Rather than list all the many instances in recent history, let me propose a new one of my own. I have no way to prove this nor haven’t heard publicly anyone else bring up the possibility. I was thinking about this recently and can’t remember if I ever threw it out there in a comment somewhere.

Given the nature of how stock trading has changed over the decades and in recent years particularly, I believe that one of the many reasons stocks in general and high tech mammoths specifically, seem to have become one decision (buy and hold) stocks, is the very large dark pools being run by banks and some other financial institutions.

I think there is a dirty little secret that companies like Apple, Nvidia, Microsoft and the other very large tech companies with lots of cash and or top shelf credit lines, aggressively buy their own shares to keep them levitating.(nothing new there)

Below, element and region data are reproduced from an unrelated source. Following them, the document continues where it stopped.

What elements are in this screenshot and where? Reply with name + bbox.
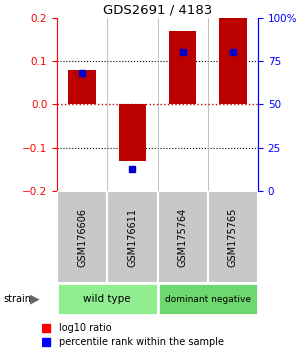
Bar (208, 191, 258, 283)
Text: dominant negative: dominant negative (165, 295, 251, 304)
Text: GSM176606: GSM176606 (77, 208, 87, 267)
Bar (57, 283, 158, 315)
Text: percentile rank within the sample: percentile rank within the sample (59, 337, 224, 348)
Text: GSM175765: GSM175765 (228, 207, 238, 267)
Bar (68, 70, 96, 104)
Text: ▶: ▶ (30, 293, 40, 306)
Bar (107, 191, 158, 283)
Bar (57, 191, 107, 283)
Text: log10 ratio: log10 ratio (59, 322, 112, 332)
Bar (219, 18, 247, 104)
Bar (158, 191, 208, 283)
Title: GDS2691 / 4183: GDS2691 / 4183 (103, 4, 212, 17)
Bar (118, 104, 146, 161)
Text: GSM175764: GSM175764 (178, 207, 188, 267)
Text: wild type: wild type (83, 294, 131, 304)
Text: GSM176611: GSM176611 (128, 208, 137, 267)
Bar (158, 283, 258, 315)
Text: strain: strain (3, 294, 31, 304)
Bar (169, 31, 196, 104)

The unofficial deal(conspiracy on my part) is that during the quarterly periods, where for a number of weeks the companies aren’t suppose to buy back shares in front of their earnings releases, the banks and others are buying more than normal to keep the shares supported, until the blackout periods end.

They know that the companies will again start buying, so even if they sometimes have losses on their purchases, the companies will bail them out when they come back into the market.

These incestuous relationships, where the banks lend these companies money, support their stocks, even recommend them to their clients (if they are investment banks) maybe run their internal buyback and employee stock option plans etc. makes for a lot of opportunity for conflicts of interest. I have no proof, just my opinion.